From a real estate perspective, we can list three positives from the Hon’ble Finance Minister’s Budget Speech, said Niranjan Hiranandani:
- Clarity on rationalizing capital gains on REITS,
- Clarity on increasing housing stock to 2 crore houses in urban and 4 crore houses in rural areas
- Hike in investment in infrastructure by Rs 70,000 crore
There are other ‘positives’ in the Budget Speech that will impact the economy, which in turn, will impact real estate. “For example, the abolition of wealth tax will attract more investors to invest in real estate,” he pointed out. The individual tax payer will benefit to the extent Rs 4,44,200 from the exemptions announced, that in turn will be a positive as it has the potential to result in more home buying. Similarly, the announcement about setting up an expert committee for legislation on making a pre-existing regulation to expedite approvals, which Niranjan Hiranandani termed a move towards the single-window clearance system.

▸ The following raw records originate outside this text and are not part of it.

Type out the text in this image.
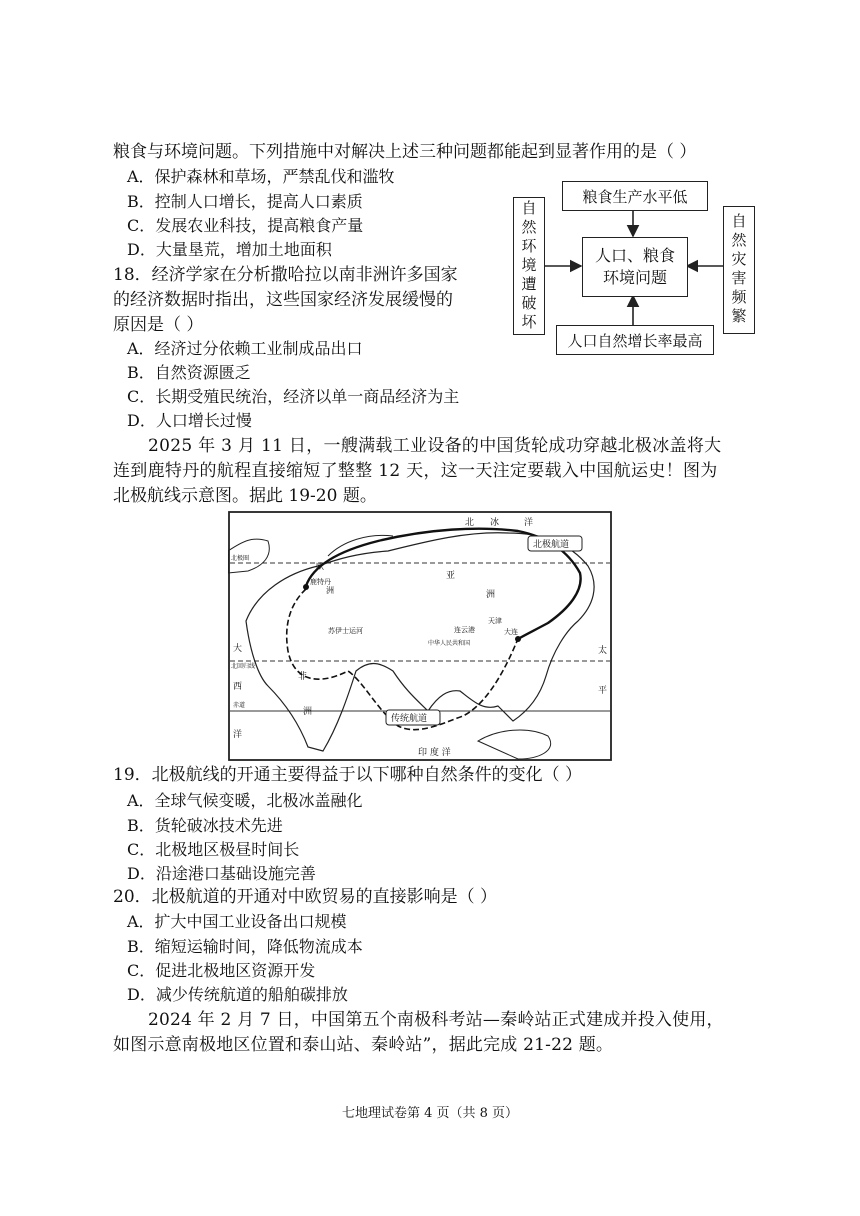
粮食与环境问题。下列措施中对解决上述三种问题都能起到显著作用的是（ ）
A．保护森林和草场，严禁乱伐和滥牧
B．控制人口增长，提高人口素质
C．发展农业科技，提高粮食产量
D．大量垦荒，增加土地面积
粮食生产水平低
人口、粮食
环境问题
人口自然增长率最高
自然环境遭破坏	自然灾害频繁
18．经济学家在分析撒哈拉以南非洲许多国家
的经济数据时指出，这些国家经济发展缓慢的
原因是（ ）
A．经济过分依赖工业制成品出口
B．自然资源匮乏
C．长期受殖民统治，经济以单一商品经济为主
D．人口增长过慢
2025 年 3 月 11 日，一艘满载工业设备的中国货轮成功穿越北极冰盖将大
连到鹿特丹的航程直接缩短了整整 12 天，这一天注定要载入中国航运史！图为
北极航线示意图。据此 19-20 题。
北 冰	洋
北极航道
传统航道
北极圈
北回归线
赤道
鹿特丹
苏伊士运河	大连
中华人民共和国
连云港
天津
亚
洲
欧
洲
非
洲
大
西
洋
太
平
印 度 洋
19．北极航线的开通主要得益于以下哪种自然条件的变化（ ）
A．全球气候变暖，北极冰盖融化
B．货轮破冰技术先进
C．北极地区极昼时间长
D．沿途港口基础设施完善
20．北极航道的开通对中欧贸易的直接影响是（ ）
A．扩大中国工业设备出口规模
B．缩短运输时间，降低物流成本
C．促进北极地区资源开发
D．减少传统航道的船舶碳排放
2024 年 2 月 7 日，中国第五个南极科考站—秦岭站正式建成并投入使用，
如图示意南极地区位置和泰山站、秦岭站”，据此完成 21-22 题。
七地理试卷第 4 页（共 8 页）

Furthermore, the proposal to rationalize capital gains tax for REITs and infrastructure investment trusts is a positive move, in line with expectations. “The takeaway here is that it will help raise funds for commercial real estate, and will also be an alternative trading avenue,” explained Niranjan Hiranandani.
“So overall, I would term the budget as a positive one, should have a good effect for the country’s economy. From a real estate perspective, a lot was expected – which wasn’t to be found in the Finance Minister’s Budget Speech,” he said.
“Consider that while the Hon’ble Minister spoke about increasing housing stock, there was nothing concrete in the speech about how the same was to be achieved. At best, we can say it was a ‘statement of intent’, and we will wait for the fine-print to see what he has in mind,” said Niranjan Hiranandani.
“I was expecting something specific for real estate, specifically to incentivize affordable housing, as also granting of infrastructure status to real estate – so that long-term institutional funding could be facilitated. There are quite a few points which we had expected to find in the Budget Speech,” he said.
“I was expecting something specific for real estate, specifically to incentivize affordable housing, to grant infrastructure status to real estate so that long-term institutional funding could be facilitated – there are quite a few points which we would have expected to find in the Budget Speech,” he added.
“I would conclude by saying that overall it is a good budget for the economy; it could have also been good for real estate,” concluded Niranjan Hiranandani.